I’m not one who beats around the bush. I’m direct and forthright. And I told these kids exactly what it was like to have a baby and discover that something wasn’t right. I explained the financial realities of an insurance system that didn’t view autism as a medical problem, but a psychological one and didn’t provide adequate coverage for therapy that could make my son a productive and tax paying member of society. I talked about having a child who didn’t speak until he was four and how I have watched him blossom into a son I wish didn’t talk so much or ask so many questions, often late at night. The boy who viewed other kids as furniture — things you walk around or climb over — is now a very social young man. He may have his social quirks and has to learn norms of teenage relationships by rote, rather than naturally as neurotypical kids do, but he is mostly normal. On a good day, you can’t tell him from another surly teenager.

Then I opened it up to questions. Some of the kids were extremely curious and asked very astute questions. I expected a question from everyone, though, and barring one girl who turned red and was obviously painfully shy, everyone obliged. They asked me how I knew my son was autistic, how strangers treated him, what his weaknesses were. One young man, also somewhere on the autism spectrum, asked what strengths my son had because of his autism. He knew what most people don’t: that many kids on the spectrum have unique skills — prodigious memories, mad math skills, perfect pitch — that their normal peers don’t. It’s not all bad.

The whole time, my son sat next to me. Sometimes I deferred the questions to him, sometimes they directed them to my son themselves. They treated my son with a great deal of respect, often saying they had no idea he was on the spectrum. There’s no bigger compliment you can give a teen with special needs than to tell him that they think he is just like everyone else.
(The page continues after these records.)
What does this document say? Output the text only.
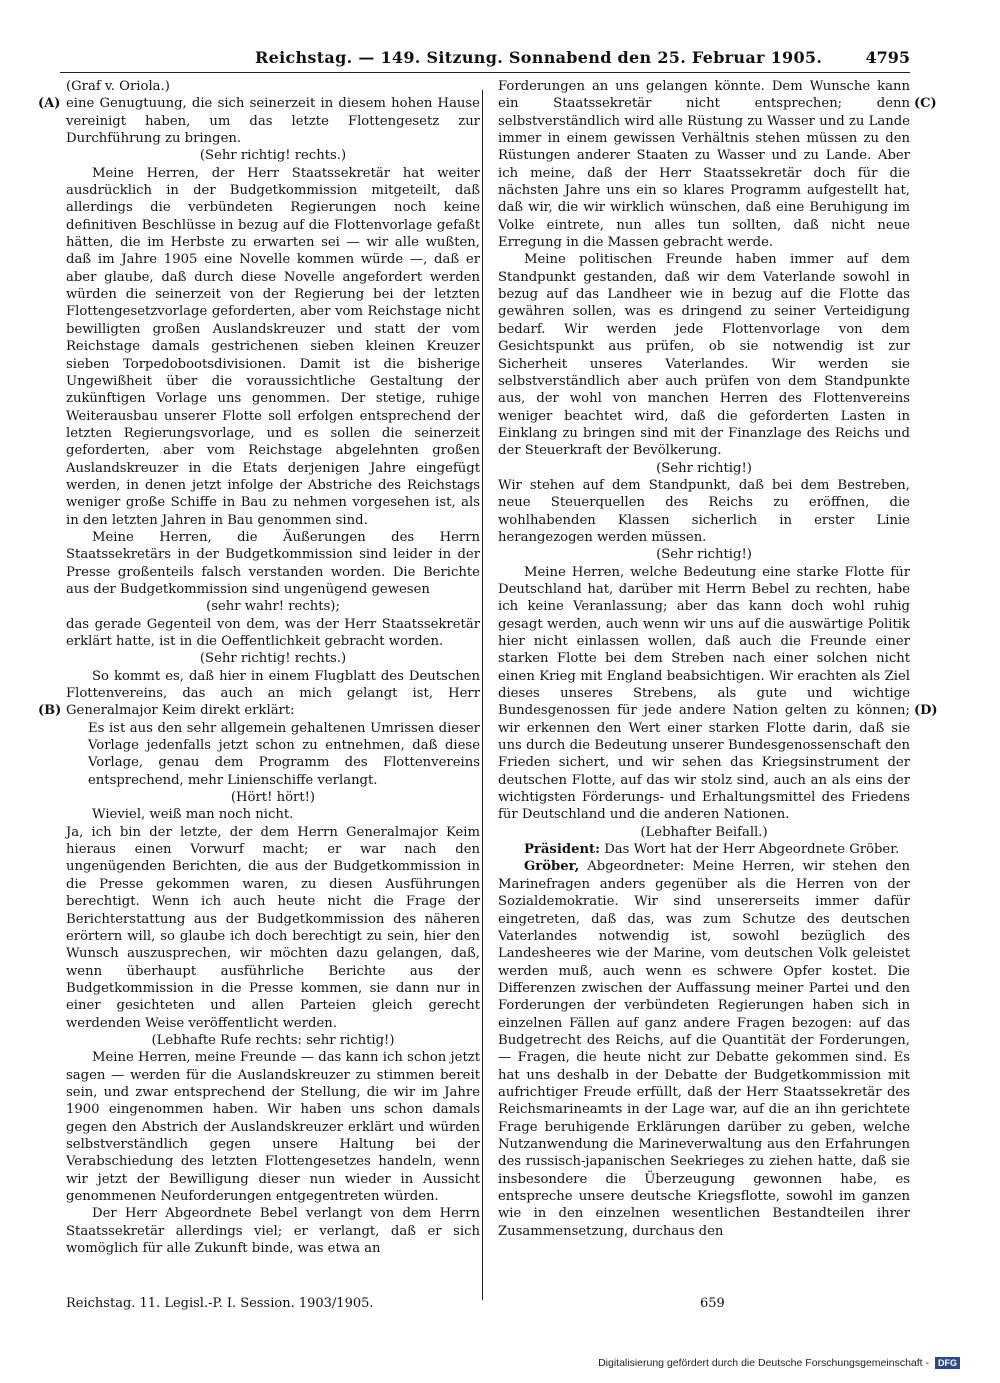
Reichstag. — 149. Sitzung. Sonnabend den 25. Februar 1905.	4795
(A)
(B)
(C)
(D)

(Graf v. Oriola.)

eine Genugtuung, die sich seinerzeit in diesem hohen Hause vereinigt haben, um das letzte Flottengesetz zur Durchführung zu bringen.

(Sehr richtig! rechts.)

Meine Herren, der Herr Staatssekretär hat weiter ausdrücklich in der Budgetkommission mitgeteilt, daß allerdings die verbündeten Regierungen noch keine definitiven Beschlüsse in bezug auf die Flottenvorlage gefaßt hätten, die im Herbste zu erwarten sei — wir alle wußten, daß im Jahre 1905 eine Novelle kommen würde —, daß er aber glaube, daß durch diese Novelle angefordert werden würden die seinerzeit von der Regierung bei der letzten Flottengesetzvorlage geforderten, aber vom Reichstage nicht bewilligten großen Auslandskreuzer und statt der vom Reichstage damals gestrichenen sieben kleinen Kreuzer sieben Torpedobootsdivisionen. Damit ist die bisherige Ungewißheit über die voraussichtliche Gestaltung der zukünftigen Vorlage uns genommen. Der stetige, ruhige Weiterausbau unserer Flotte soll erfolgen entsprechend der letzten Regierungsvorlage, und es sollen die seinerzeit geforderten, aber vom Reichstage abgelehnten großen Auslandskreuzer in die Etats derjenigen Jahre eingefügt werden, in denen jetzt infolge der Abstriche des Reichstags weniger große Schiffe in Bau zu nehmen vorgesehen ist, als in den letzten Jahren in Bau genommen sind.

Meine Herren, die Äußerungen des Herrn Staatssekretärs in der Budgetkommission sind leider in der Presse großenteils falsch verstanden worden. Die Berichte aus der Budgetkommission sind ungenügend gewesen

(sehr wahr! rechts);

das gerade Gegenteil von dem, was der Herr Staatssekretär erklärt hatte, ist in die Oeffentlichkeit gebracht worden.

(Sehr richtig! rechts.)

So kommt es, daß hier in einem Flugblatt des Deutschen Flottenvereins, das auch an mich gelangt ist, Herr Generalmajor Keim direkt erklärt:

Es ist aus den sehr allgemein gehaltenen Umrissen dieser Vorlage jedenfalls jetzt schon zu entnehmen, daß diese Vorlage, genau dem Programm des Flottenvereins entsprechend, mehr Linienschiffe verlangt.

(Hört! hört!)

Wieviel, weiß man noch nicht.

Ja, ich bin der letzte, der dem Herrn Generalmajor Keim hieraus einen Vorwurf macht; er war nach den ungenügenden Berichten, die aus der Budgetkommission in die Presse gekommen waren, zu diesen Ausführungen berechtigt. Wenn ich auch heute nicht die Frage der Berichterstattung aus der Budgetkommission des näheren erörtern will, so glaube ich doch berechtigt zu sein, hier den Wunsch auszusprechen, wir möchten dazu gelangen, daß, wenn überhaupt ausführliche Berichte aus der Budgetkommission in die Presse kommen, sie dann nur in einer gesichteten und allen Parteien gleich gerecht werdenden Weise veröffentlicht werden.

(Lebhafte Rufe rechts: sehr richtig!)

Meine Herren, meine Freunde — das kann ich schon jetzt sagen — werden für die Auslandskreuzer zu stimmen bereit sein, und zwar entsprechend der Stellung, die wir im Jahre 1900 eingenommen haben. Wir haben uns schon damals gegen den Abstrich der Auslandskreuzer erklärt und würden selbstverständlich gegen unsere Haltung bei der Verabschiedung des letzten Flottengesetzes handeln, wenn wir jetzt der Bewilligung dieser nun wieder in Aussicht genommenen Neuforderungen entgegentreten würden.

Der Herr Abgeordnete Bebel verlangt von dem Herrn Staatssekretär allerdings viel; er verlangt, daß er sich womöglich für alle Zukunft binde, was etwa an

Forderungen an uns gelangen könnte. Dem Wunsche kann ein Staatssekretär nicht entsprechen; denn selbstverständlich wird alle Rüstung zu Wasser und zu Lande immer in einem gewissen Verhältnis stehen müssen zu den Rüstungen anderer Staaten zu Wasser und zu Lande. Aber ich meine, daß der Herr Staatssekretär doch für die nächsten Jahre uns ein so klares Programm aufgestellt hat, daß wir, die wir wirklich wünschen, daß eine Beruhigung im Volke eintrete, nun alles tun sollten, daß nicht neue Erregung in die Massen gebracht werde.

Meine politischen Freunde haben immer auf dem Standpunkt gestanden, daß wir dem Vaterlande sowohl in bezug auf das Landheer wie in bezug auf die Flotte das gewähren sollen, was es dringend zu seiner Verteidigung bedarf. Wir werden jede Flottenvorlage von dem Gesichtspunkt aus prüfen, ob sie notwendig ist zur Sicherheit unseres Vaterlandes. Wir werden sie selbstverständlich aber auch prüfen von dem Standpunkte aus, der wohl von manchen Herren des Flottenvereins weniger beachtet wird, daß die geforderten Lasten in Einklang zu bringen sind mit der Finanzlage des Reichs und der Steuerkraft der Bevölkerung.

(Sehr richtig!)

Wir stehen auf dem Standpunkt, daß bei dem Bestreben, neue Steuerquellen des Reichs zu eröffnen, die wohlhabenden Klassen sicherlich in erster Linie herangezogen werden müssen.

(Sehr richtig!)

Meine Herren, welche Bedeutung eine starke Flotte für Deutschland hat, darüber mit Herrn Bebel zu rechten, habe ich keine Veranlassung; aber das kann doch wohl ruhig gesagt werden, auch wenn wir uns auf die auswärtige Politik hier nicht einlassen wollen, daß auch die Freunde einer starken Flotte bei dem Streben nach einer solchen nicht einen Krieg mit England beabsichtigen. Wir erachten als Ziel dieses unseres Strebens, als gute und wichtige Bundesgenossen für jede andere Nation gelten zu können; wir erkennen den Wert einer starken Flotte darin, daß sie uns durch die Bedeutung unserer Bundesgenossenschaft den Frieden sichert, und wir sehen das Kriegsinstrument der deutschen Flotte, auf das wir stolz sind, auch an als eins der wichtigsten Förderungs- und Erhaltungsmittel des Friedens für Deutschland und die anderen Nationen.

(Lebhafter Beifall.)

Präsident: Das Wort hat der Herr Abgeordnete Gröber.

Gröber, Abgeordneter: Meine Herren, wir stehen den Marinefragen anders gegenüber als die Herren von der Sozialdemokratie. Wir sind unsererseits immer dafür eingetreten, daß das, was zum Schutze des deutschen Vaterlandes notwendig ist, sowohl bezüglich des Landesheeres wie der Marine, vom deutschen Volk geleistet werden muß, auch wenn es schwere Opfer kostet. Die Differenzen zwischen der Auffassung meiner Partei und den Forderungen der verbündeten Regierungen haben sich in einzelnen Fällen auf ganz andere Fragen bezogen: auf das Budgetrecht des Reichs, auf die Quantität der Forderungen, — Fragen, die heute nicht zur Debatte gekommen sind. Es hat uns deshalb in der Debatte der Budgetkommission mit aufrichtiger Freude erfüllt, daß der Herr Staatssekretär des Reichsmarineamts in der Lage war, auf die an ihn gerichtete Frage beruhigende Erklärungen darüber zu geben, welche Nutzanwendung die Marineverwaltung aus den Erfahrungen des russisch-japanischen Seekrieges zu ziehen hatte, daß sie insbesondere die Überzeugung gewonnen habe, es entspreche unsere deutsche Kriegsflotte, sowohl im ganzen wie in den einzelnen wesentlichen Bestandteilen ihrer Zusammensetzung, durchaus den

Reichstag. 11. Legisl.-P. I. Session. 1903/1905.	659
Digitalisierung gefördert durch die Deutsche Forschungsgemeinschaft - DFG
I know a lot of people worry about the future of this country, this world. But I saw a group of teenagers who were extremely engaged, polite, funny, exuberant in the best way. And they were all there, giving up their free time on a Sunday, too. They could have been playing soccer, seeing a movie, working on a school project. But these few dozen kids — along with several dozen others who chose to do other community service projects in the Seattle area on the last Sunday in April — decided to give their time to an organization which would require they give up their time multiple Sundays a month, as well as the occasional weekday afternoon. Some have special needs siblings or cousins. Some have career goals that would benefit from this kind of volunteer experience. But not a single one of these teenagers looked at this event or the prospect of volunteering with special needs kids into the future as a chore to be got through. They were, to a one, interested in being part of something bigger than themselves. And isn’t that the antithesis of what we think teenagers are?

So it’s okay. These kids will be running the world one day. And that’s just fine with me.